All of this, along with the traditional stresses of combat and diplomacy, mean that At the Gates' AI has its work cut out for it - and seeing as unpredictable AI was one of the primary criticisms of Civ 5, that means Shafer has his work cut out too. Speaking on his excellent podcast series a while back, he admitted: "Some of the things I've done in the past haven't really worked all that well." He added that, this time, he's going for a simple, segmented AI model.
"The thing about AI is that it's almost like making a completely new game," he says. "An independent layer that lives on top of the game. You need to be thinking not just, how does the economic system work and how does all this fit together? There's another level above that, which is, okay, now how does the AI understand this?

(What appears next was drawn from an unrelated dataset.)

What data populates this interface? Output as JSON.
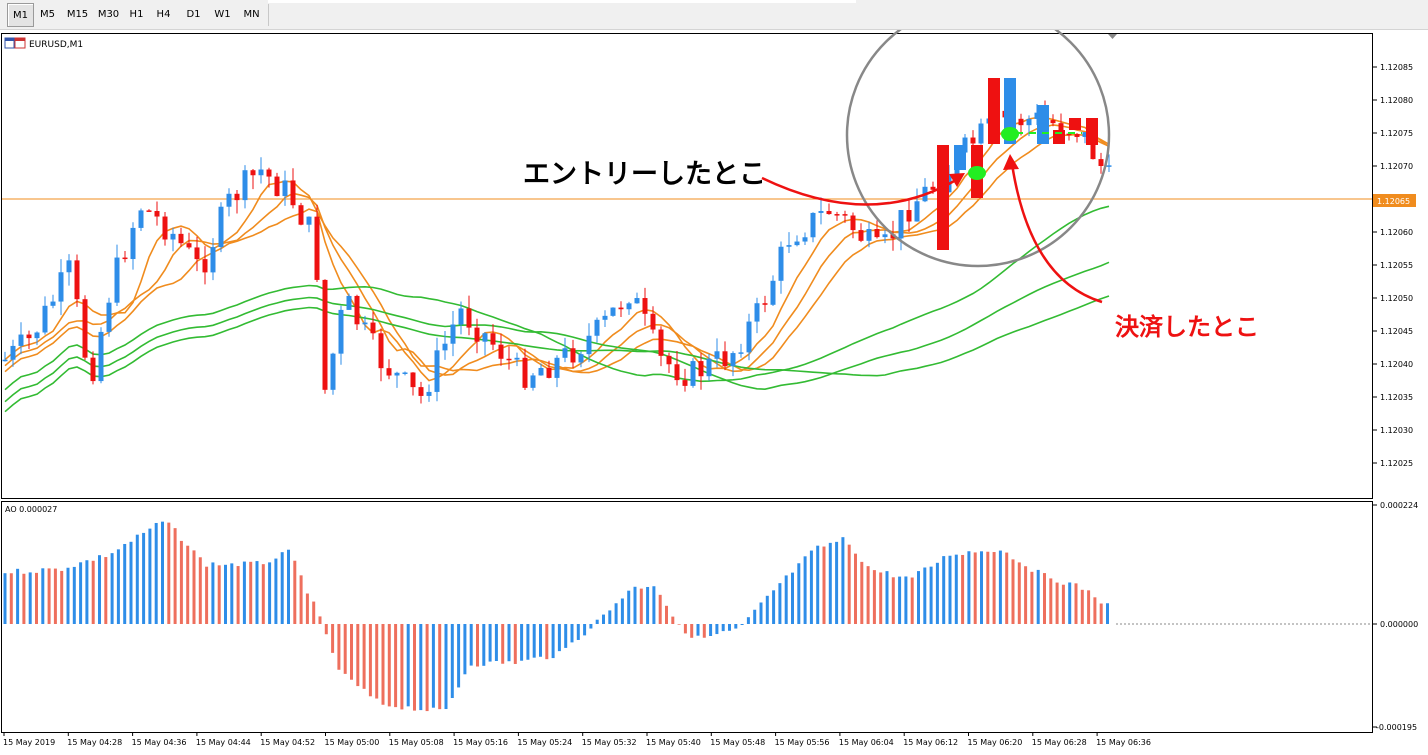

What sorts of strategies will the AI use, and what sorts of mistakes will the AI make and how do you correct those?
"It's hard enough to make an AI that's competent, let alone an AI that gives a good feeling to the game," he continues. "I think the place you need to start is making the AI good at the game. It needs to know how to play the game, and then you can find places to inject personality: having them run various strategies, having them appear and say certain things, having them obey certain rules as to what trades they'll accept and what they won't based on which player it is, so that you get a feel for how they're unique. When you're reading a book, say, there are certain traits that make them an interesting character within that fiction."
It's another huge job, in other words - another difficult problem. That said, it's clear that, even here, Shafer is enjoying the autonomy to pick his battles. After Civilization, I wonder if there's a sort of perverse freedom that comes from not having to be quite so comprehensive any more.

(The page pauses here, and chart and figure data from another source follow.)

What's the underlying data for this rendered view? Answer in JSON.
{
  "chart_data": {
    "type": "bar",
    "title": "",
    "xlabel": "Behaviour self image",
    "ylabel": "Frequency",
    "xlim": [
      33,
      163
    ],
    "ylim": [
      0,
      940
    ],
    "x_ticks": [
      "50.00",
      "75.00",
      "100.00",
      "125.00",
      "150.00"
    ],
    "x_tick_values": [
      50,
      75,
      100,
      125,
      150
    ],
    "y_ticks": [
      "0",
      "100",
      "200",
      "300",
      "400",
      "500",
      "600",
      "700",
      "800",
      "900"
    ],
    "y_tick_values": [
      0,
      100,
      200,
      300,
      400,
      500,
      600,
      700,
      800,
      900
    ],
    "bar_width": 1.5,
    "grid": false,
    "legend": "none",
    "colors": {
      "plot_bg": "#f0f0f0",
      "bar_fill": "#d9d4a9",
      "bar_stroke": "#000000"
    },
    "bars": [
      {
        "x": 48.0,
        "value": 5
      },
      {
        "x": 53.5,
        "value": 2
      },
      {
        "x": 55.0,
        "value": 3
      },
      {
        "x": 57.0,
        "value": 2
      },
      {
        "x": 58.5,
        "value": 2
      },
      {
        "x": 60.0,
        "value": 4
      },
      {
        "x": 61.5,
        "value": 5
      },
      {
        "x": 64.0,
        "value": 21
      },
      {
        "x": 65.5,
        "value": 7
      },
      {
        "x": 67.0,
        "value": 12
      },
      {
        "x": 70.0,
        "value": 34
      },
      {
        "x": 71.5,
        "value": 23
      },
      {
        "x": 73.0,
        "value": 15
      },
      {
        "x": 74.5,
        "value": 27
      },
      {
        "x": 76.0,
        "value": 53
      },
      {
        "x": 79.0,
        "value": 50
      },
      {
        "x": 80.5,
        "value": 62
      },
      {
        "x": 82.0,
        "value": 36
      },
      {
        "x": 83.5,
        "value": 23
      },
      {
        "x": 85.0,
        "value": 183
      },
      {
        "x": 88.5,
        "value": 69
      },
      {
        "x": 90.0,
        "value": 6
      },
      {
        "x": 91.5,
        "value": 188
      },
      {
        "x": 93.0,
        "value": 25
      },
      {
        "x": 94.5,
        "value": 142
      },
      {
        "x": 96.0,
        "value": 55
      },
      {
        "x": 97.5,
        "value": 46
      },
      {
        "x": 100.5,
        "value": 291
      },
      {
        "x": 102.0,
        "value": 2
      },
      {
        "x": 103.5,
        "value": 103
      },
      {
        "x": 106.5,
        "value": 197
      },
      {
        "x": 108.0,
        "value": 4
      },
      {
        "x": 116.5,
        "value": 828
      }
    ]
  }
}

"I could definitely see making a Civ game that's dramatically different," he says, "but when you're working with an established franchise you do need to still play it safe in some ways. We changed quite a bit with Civ 5 obviously, but not nearly as much as At the Gates.
"That's the thing that's great about being independent, right? You can work on whatever you want. Maybe you're the only one that's interested in that topic and you don't make any money - but you have that option at least."